Venerdì 11 febbraio si è svolta presso la Società Letteraria l’affollata conferenza del professor Raoul Pupo presso. Due ore dense di notizie, fatti, collegamenti che lo storico, già ospite in altre due occasioni e autore del volume Adriatico amarissimo (Laterza, 2021) ha illustrato ai partecipanti, restituendo a tutti la complessità della questione istriano- dalmata e del tema delle foibe, ben lontana dalla vulgata retoricamente nazionalista della destra.

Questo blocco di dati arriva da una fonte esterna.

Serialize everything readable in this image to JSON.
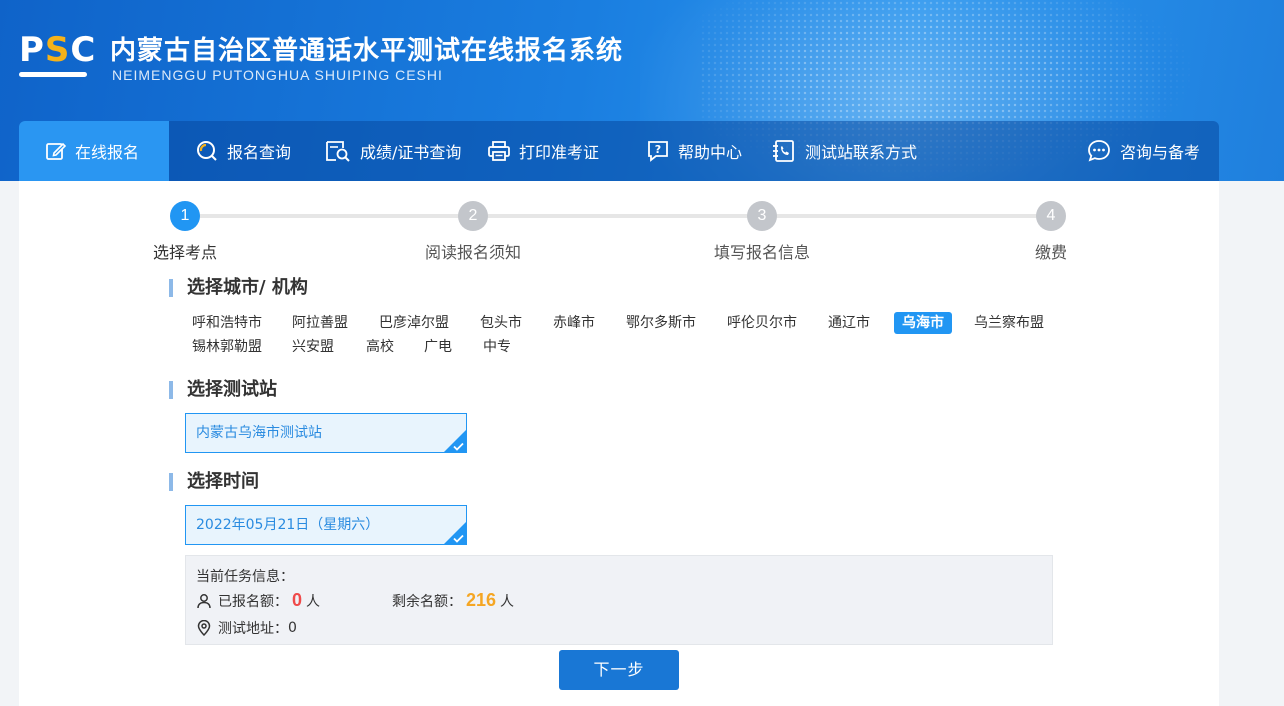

A introduzione dell’evento – organizzato insieme all’Anpi e all’Associazione nazionale Perseguitati politici italiani antifascisti ( ANPPIA) – il presidente uscente dell’Istituto veronese per la Storia della Resistenza Stefano Biguzzi ha sottolineato: «Tra le cose che non mi mancheranno c’é sicuramente il Giorno del ricordo a Verona, perché è diventato progressivamente un’occasione per non fare storia, per fare minaccia politica reciproca, per fare controinformazione, per cercare di imbrigliare il libero pensiero degli storici o di chi vuol fare informazione o divulgazione storica, invitando figure che di volta in volta vengono ritenute non accettabili, non gradite in questa città».

«Tra le cose che invece mi mancheranno dell’Istituto storico della Resistenza di Verona – ha sottolineato per contrasto – c’è il tenere la barra dritta sul confronto storico, sul mestiere dello storico, sulla storia e la storiografia come scienza, non come esatta opinione».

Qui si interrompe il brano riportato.